Saturday, June 13, 2020

Death by rounding

Round, round, round, round, I get around

Rounding errors are one of those basic things that every technical person thinks they're on top of and won't happen to them, but the problem is, it can and does happen to good people, sometimes with horrendous consequences. In this blog post, I'm going to look at rounding errors, show you why they can creep in, and provide some guidelines you should follow to keep you and your employer safe. Let's start with some real-life cases of rounding problems.


(Rounding requires a lot of effort. Image credit: Wikimedia Commons. License: Public Domain)

Rounding errors in the real world

The wrong rounding method

In 1992, there was a state-level election in Schleswig-Holstein in Germany. The law stated that every party that received 5% or more of the vote got a seat, but there were no seats for parties with less than 5%. The software that calculated results rounded the results up (ceil) instead of rounding the results down (floor) as required by law. The Green party received 4.97% of the vote, which was rounded up to 5.0%, so it appeared the Green party had won a seat. The bug was discovered relatively quickly, and the seat was reallocated to the Social Democrats who gained a one-seat majority because of it [Link]. 

Cumulative rounding

The more serious issue is cumulative rounding errors in real-time systems. Here a very small error becomes very important when it's repeatedly or cumulatively added.

The Vancouver Stock Exchange set up a new index in January 1982, with a value set to 1,000. The index was updated with each trade, but the index was rounded down to three decimal places (truncated) instead of rounding to the nearest decimal place. The index was calculated thousands of times a day, so the error was cumulative. Over time, the error built up from something not noticeable to something very noticeable indeed. The exchange had to correct the error; on Friday November 25th, 1983 the exchange closed at 524.811, the rounding error was fixed, and when the exchange reopened, the index was 1098.892 - the difference being solely due to the rounding error bug fix [Link].

The most famous case of cumulative rounding errors is the Patriot missile problem in Dharan in 1991. A Patriot missile failed to intercept a Scud missile, which went on to kill 28 people and injured a further 98. The problem came from the effects of a cumulative rounding error. The Patriot system updated every 0.1s, but 0.1 can't be represented exactly in a fixed point system, there's rounding, which in this case was rounding down. The processors used by the Patriot system were old 24-bit systems that truncated the 0.1 decimal representation. Over time, the truncation error built up, resulting in the Patriot missile incorrectly responding to sensor data and missing the Scud missile [Link].  

Theoretical explanation of rounding errors

Cumulative errors

Fairly obviously, cumulative errors are a sum:


E = ∑e

where E is the cumulative error and e is the individual error.
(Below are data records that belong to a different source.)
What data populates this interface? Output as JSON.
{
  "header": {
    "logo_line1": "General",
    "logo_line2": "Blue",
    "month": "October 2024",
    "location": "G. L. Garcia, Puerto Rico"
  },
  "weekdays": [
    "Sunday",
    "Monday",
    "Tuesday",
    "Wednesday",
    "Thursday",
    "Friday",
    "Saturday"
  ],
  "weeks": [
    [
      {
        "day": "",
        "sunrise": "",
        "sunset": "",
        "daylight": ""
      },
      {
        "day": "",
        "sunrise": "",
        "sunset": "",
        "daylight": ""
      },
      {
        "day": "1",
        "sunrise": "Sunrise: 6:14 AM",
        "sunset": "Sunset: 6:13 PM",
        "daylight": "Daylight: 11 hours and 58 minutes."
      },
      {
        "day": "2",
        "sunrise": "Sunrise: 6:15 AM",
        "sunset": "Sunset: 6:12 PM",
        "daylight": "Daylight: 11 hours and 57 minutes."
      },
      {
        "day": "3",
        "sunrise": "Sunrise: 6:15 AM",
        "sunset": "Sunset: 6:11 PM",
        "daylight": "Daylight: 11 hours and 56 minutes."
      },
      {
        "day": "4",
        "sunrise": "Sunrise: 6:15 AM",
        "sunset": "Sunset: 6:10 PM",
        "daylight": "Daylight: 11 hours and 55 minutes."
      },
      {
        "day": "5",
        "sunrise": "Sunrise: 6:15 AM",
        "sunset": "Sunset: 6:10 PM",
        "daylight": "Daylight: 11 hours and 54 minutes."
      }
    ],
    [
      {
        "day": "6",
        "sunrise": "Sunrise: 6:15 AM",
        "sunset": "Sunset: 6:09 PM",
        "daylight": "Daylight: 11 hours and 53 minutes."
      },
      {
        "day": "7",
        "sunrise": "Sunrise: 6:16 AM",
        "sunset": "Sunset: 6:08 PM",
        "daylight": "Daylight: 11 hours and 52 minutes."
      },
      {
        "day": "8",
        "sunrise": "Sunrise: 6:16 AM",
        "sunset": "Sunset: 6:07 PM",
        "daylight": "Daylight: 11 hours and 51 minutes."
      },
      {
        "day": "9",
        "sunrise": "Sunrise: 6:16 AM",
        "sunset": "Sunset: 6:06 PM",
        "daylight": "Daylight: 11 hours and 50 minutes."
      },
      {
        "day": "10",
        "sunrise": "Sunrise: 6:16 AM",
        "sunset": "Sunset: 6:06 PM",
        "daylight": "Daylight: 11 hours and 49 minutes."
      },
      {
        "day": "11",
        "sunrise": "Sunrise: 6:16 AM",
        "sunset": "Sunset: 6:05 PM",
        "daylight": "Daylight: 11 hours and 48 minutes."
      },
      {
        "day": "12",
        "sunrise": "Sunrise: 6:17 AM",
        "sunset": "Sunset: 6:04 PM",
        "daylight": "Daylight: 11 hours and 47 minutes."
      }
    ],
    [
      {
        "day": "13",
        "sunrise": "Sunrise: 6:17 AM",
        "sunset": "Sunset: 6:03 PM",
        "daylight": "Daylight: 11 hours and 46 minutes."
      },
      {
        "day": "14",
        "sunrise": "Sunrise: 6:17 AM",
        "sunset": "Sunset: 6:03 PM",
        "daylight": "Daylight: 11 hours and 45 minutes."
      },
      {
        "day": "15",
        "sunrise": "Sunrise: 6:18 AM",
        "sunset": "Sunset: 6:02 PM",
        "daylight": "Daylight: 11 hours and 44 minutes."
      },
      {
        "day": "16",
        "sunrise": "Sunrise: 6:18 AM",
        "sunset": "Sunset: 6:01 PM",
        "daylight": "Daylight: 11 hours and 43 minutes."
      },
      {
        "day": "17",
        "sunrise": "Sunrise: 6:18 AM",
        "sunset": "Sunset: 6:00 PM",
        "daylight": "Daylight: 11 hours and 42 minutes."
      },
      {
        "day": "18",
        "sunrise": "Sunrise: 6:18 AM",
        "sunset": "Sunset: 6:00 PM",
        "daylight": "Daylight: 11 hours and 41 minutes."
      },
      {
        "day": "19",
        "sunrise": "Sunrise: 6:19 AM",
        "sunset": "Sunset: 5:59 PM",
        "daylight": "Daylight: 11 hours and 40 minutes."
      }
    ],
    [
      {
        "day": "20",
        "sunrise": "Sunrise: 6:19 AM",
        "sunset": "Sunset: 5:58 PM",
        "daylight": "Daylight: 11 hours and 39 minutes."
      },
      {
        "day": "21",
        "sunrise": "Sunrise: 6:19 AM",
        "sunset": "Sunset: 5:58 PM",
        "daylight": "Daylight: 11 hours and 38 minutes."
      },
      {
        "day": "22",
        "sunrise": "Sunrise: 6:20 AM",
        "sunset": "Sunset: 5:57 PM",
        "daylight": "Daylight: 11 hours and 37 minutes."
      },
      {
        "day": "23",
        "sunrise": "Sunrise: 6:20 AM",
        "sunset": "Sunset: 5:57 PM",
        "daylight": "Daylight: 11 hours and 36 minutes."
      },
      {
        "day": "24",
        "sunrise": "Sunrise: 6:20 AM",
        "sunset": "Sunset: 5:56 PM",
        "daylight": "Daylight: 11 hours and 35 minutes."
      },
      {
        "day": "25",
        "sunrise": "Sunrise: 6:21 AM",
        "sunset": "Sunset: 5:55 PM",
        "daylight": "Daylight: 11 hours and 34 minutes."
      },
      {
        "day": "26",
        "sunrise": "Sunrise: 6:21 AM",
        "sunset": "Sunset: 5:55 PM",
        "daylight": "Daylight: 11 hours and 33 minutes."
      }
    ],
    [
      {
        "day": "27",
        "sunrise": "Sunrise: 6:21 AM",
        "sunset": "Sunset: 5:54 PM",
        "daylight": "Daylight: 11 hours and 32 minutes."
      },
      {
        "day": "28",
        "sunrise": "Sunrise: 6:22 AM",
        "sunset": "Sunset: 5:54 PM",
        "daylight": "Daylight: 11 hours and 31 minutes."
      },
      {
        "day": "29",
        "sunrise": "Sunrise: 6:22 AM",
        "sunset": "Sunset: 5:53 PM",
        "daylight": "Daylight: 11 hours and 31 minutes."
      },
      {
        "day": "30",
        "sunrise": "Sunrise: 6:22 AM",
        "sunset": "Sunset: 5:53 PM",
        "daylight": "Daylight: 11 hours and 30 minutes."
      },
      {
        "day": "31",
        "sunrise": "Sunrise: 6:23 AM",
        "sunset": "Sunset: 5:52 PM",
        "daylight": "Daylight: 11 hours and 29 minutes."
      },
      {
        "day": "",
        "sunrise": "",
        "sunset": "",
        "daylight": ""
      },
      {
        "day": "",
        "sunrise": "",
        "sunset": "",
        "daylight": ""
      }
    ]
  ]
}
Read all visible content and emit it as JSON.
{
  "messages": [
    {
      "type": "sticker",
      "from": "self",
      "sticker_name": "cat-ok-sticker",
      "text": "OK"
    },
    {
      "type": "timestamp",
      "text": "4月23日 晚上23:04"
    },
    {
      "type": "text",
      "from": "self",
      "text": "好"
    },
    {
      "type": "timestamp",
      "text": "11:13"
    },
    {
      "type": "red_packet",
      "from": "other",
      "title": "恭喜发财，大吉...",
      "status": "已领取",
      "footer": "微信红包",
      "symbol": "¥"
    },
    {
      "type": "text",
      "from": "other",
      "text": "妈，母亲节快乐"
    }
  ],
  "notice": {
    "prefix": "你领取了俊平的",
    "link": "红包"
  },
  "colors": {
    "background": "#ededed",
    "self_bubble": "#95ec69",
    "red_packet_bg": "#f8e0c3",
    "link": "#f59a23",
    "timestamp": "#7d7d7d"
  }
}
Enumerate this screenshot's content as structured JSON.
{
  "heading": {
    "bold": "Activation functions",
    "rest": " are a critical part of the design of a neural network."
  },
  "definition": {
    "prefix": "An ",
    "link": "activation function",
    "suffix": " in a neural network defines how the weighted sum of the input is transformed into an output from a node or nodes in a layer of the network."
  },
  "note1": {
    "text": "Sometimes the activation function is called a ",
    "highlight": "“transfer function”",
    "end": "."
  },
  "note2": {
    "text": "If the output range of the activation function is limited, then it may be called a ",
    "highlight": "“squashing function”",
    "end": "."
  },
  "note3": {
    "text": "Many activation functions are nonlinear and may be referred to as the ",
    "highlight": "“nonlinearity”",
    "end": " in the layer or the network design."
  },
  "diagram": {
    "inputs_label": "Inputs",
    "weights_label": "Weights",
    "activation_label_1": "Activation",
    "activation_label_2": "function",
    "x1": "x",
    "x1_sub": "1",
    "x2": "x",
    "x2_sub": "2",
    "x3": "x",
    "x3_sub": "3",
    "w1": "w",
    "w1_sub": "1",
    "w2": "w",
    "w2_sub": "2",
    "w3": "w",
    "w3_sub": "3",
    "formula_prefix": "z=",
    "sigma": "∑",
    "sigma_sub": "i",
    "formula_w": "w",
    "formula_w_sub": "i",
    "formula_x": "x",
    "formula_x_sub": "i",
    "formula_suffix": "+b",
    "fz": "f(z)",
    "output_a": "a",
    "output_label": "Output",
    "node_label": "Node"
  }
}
In the Vancouver Stock Exchange example, the mean individual rounding error when rounding to three decimal places was 0.0005. From Wikipedia, there were about 3,000 transactions per day, and the period from January 1st 1982 when the index started to November 25th, 1983 when the index was fixed was about 473 working days. This gives an expected cumulative error of about 710, which is in the ballpark of what actually happened. 

Of course, if the individual error can be positive or negative, this can make the problem better or worse. If the error is distributed evenly around zero, then the cumulative error should be zero, so things should be OK in the long run. But even a slight bias will eventually result in a significant cumulative error - regrettably, one that might take a long time to show up.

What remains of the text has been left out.